Vlookup should not be a difficult formula to use. By understanding the function you can easily increase your productivity with Excel. We aimed to show you how to use a Vlookup. Things you need to look out for and how to troubleshoot when something goes wrong.
The Vlookup function has a set structure per the Formula below and can be easily understood if translate it to the following Sentences.
“Hey Excel I need you to lookup A SINGLE VALUE for me”
Nothing strange here you are basically telling excel to use some sort of Function.
“Use THE LOOKUP VALUE in this CELL“
Important to know this is a Single value thus a Single Cell
“Find THE LOOKUP VALUE in the UTMOST LEFT COLUMN of the following TABLE“
The table you select must contain both the data you are looking for and the data you want to return with the big requirement the data you are looking for must be on the left side of the table.
“Return the VALUE in the SAME ROW but COLUMN NUMBER X“
The table you selected will start counting each column from the number One, where One is the search Column. Two upwards will be the data you want to return. You are not limited to the number of columns you select as long as your col_index_num does not exceed the number of columns selected in the table_array.
“The VALUE can APPROXIMATELY be the Same”
“The VALUE has to be the EXACT Same”
Sometimes the data won’t match but you need to get them as close as possible then you will choose to approximately match the data.
Other times you must have the exact match.

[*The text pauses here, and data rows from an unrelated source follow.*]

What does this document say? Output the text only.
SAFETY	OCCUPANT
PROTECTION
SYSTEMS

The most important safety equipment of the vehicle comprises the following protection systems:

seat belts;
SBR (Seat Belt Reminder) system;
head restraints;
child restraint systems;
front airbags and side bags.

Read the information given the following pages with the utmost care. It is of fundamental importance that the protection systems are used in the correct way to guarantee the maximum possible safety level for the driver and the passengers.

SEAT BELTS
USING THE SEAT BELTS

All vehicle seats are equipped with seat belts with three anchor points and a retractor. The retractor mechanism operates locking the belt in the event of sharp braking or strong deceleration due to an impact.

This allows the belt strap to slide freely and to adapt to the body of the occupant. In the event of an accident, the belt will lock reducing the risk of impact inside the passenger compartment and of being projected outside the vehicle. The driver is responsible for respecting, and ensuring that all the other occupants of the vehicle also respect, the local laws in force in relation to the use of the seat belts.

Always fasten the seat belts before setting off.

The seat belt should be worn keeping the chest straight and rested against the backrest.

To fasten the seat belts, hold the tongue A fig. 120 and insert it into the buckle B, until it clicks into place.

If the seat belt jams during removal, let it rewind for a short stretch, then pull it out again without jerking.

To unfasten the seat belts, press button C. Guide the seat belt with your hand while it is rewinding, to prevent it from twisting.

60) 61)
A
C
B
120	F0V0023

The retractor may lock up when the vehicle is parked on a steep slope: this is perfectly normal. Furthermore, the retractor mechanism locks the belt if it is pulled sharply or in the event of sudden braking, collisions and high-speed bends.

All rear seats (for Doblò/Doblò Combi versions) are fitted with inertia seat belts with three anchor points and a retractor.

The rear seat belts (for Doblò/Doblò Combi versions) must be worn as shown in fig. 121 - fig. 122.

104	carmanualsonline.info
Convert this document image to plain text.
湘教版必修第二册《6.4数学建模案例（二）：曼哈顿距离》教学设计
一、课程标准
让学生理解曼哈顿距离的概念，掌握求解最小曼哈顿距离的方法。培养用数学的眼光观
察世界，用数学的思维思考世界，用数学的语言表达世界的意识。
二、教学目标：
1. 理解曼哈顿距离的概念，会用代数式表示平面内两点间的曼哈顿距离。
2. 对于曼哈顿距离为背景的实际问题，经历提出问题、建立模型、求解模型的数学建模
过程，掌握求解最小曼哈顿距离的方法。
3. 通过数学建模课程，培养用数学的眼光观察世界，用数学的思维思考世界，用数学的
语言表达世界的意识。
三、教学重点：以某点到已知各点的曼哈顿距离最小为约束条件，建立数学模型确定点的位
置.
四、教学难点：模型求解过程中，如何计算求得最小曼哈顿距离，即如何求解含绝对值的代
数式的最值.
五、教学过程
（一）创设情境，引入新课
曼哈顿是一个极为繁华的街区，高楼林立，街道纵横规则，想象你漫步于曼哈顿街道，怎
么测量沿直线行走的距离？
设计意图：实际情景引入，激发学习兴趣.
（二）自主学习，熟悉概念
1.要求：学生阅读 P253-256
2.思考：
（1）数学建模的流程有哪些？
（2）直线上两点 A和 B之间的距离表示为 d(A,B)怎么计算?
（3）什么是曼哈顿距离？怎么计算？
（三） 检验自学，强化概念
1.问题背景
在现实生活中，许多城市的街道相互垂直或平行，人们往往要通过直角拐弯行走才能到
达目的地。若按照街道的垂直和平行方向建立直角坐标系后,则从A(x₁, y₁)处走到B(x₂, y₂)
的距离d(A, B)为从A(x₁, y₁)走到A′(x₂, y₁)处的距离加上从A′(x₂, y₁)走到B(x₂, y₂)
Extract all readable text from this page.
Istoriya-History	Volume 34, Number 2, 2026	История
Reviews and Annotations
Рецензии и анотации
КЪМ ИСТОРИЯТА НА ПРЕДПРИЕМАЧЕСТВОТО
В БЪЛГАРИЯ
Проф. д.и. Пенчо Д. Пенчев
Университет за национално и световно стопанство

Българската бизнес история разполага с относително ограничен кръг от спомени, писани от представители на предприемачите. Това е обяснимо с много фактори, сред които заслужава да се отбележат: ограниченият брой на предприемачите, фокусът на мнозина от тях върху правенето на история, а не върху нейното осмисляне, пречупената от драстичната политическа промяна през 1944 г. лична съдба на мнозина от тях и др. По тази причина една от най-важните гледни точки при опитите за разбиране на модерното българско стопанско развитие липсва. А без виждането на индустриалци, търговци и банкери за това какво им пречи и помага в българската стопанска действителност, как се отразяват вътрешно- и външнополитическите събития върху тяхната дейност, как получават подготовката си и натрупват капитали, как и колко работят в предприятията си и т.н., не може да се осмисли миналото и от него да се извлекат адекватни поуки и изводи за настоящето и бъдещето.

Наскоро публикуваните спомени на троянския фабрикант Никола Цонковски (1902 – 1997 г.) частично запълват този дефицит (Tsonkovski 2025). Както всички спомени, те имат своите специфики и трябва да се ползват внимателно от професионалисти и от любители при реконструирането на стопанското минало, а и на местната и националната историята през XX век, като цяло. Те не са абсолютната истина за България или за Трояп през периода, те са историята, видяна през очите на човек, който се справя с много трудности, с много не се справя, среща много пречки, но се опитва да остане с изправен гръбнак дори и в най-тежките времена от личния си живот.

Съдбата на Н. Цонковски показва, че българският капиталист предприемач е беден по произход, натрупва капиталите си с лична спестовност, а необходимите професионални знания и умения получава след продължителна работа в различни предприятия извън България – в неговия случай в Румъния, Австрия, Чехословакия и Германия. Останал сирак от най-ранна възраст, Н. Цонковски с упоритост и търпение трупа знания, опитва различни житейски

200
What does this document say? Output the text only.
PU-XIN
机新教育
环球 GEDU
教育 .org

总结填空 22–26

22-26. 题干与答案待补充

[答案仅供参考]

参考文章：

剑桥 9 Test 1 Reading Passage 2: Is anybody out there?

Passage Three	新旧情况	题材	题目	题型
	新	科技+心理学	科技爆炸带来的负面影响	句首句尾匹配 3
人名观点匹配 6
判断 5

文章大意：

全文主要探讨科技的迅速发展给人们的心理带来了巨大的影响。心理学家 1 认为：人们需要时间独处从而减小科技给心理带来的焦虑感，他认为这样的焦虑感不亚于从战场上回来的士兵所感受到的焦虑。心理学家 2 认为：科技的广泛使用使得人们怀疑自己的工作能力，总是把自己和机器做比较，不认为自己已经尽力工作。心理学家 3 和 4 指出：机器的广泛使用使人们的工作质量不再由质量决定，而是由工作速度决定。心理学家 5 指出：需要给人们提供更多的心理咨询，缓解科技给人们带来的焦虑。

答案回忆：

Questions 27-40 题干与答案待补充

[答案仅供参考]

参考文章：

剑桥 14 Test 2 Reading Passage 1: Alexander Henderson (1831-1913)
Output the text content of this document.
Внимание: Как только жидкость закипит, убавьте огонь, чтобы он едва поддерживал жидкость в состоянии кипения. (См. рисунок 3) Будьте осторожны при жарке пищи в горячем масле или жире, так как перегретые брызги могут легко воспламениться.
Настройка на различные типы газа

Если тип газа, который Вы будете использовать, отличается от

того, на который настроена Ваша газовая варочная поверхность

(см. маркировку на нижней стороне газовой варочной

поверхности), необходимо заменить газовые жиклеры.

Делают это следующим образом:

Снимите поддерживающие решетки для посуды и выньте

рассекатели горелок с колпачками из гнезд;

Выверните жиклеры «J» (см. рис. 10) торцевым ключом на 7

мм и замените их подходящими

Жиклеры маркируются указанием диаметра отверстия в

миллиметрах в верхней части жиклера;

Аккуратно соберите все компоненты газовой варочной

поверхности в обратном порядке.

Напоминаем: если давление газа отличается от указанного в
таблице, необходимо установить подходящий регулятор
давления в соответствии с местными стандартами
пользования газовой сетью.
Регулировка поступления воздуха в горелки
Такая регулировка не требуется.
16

=Hey Excel I need you to lookup A SINGLE VALUE for me (
Use THE LOOKUP VALUE in this CELL,
Find THE LOOKUP VALUE in the UTMOST LEFT COLUMN of the following TABLE,
Return the VALUE in the SAME ROW but COLUMN NUMBER X,
The VALUE has to be the EXACT Same )
The Scenario would be you have a list of stock on Excel and a client wants to know the Quantity in stock. As they have bought from you before they sent you the SKU’s for each item they want to make sure they get the correct Stock. Normally this type of List can be thousands of lines long but for the explanation, we will use a list of 18 Item:
Notice that Table does not start from Cell A1. This is to illustrate when choosing the table in the Vlookup it does not require to start at the left of the sheet, but rather of the left of the table of array.
The Client wants the following three items Quantity. Book-2, Pencil-1, and Ruler-5. Your formula when entering it Manually will look like this:
When looking at the full view you will see excel tries and shows you exactly what data you enter by color coding each section of the formula cell with the same color:
Notice that the Column count 4 is the fourth column on your Table selected.
The problem with the Vlookup formulas is I manually typed each one in thus it took me more time than what it should have. Especially if there are many more than three SKU’s to search for. The thing with Excel is it tries and helps you do your work faster and more efficiently. What happens is you can enter the Formula once and Drag it down to auto adjust the columns below trying to predict which information you are going to fill in.
Table_Array Common Mistake
The problem is it will auto adjust all your values. Let’s see an example with a few more SKU’s where Excel assisted with auto-completing your Formulas.
As you can see excel adjusted the location of the Vlookup array as well as the Vlookup Value. Thus it got to a point where the Lookup Value was not part of the Array any more and could not find data to return.
To get around this there is two solutions that works very well depending on the situation. The First is the simplest and it is selecting the complete Columns instead of only a Selection.
As you can see this will go through every cell in the B column that has a value. The problem I personally have with this way is every cell that had a value previously will also be worked through as there is a difference between a Empty cell (A cell that had Data Previously) and a NULL Value Cell (A Cell that never had Data).
The way to fix this is to Select all ROWS that is Empty and actually right clicking and Deleting those rows. As a test try this with your existing Excel Sheets and look at the size difference of the file before and after.
The Second way of getting around the auto adjust of Excel is by telling excel not to change certain values. This gets done by adding a $ (Dollar Sign) in front of the values is should not change before dragging the formula down.
As per above the Formula shows the table_array and a $ (Dollar sign) in front of every value that can change. This now told Excel don’t change the Values when auto adjusting.
The absolute values comes in very handy with other types of functions as well.
Lastly, Vlookup only looks up one Value at a Time and ends when it finds that Value. If you have multiple Lookup Values that are the same it will only return the first one that it matches with anything after that will be ignored.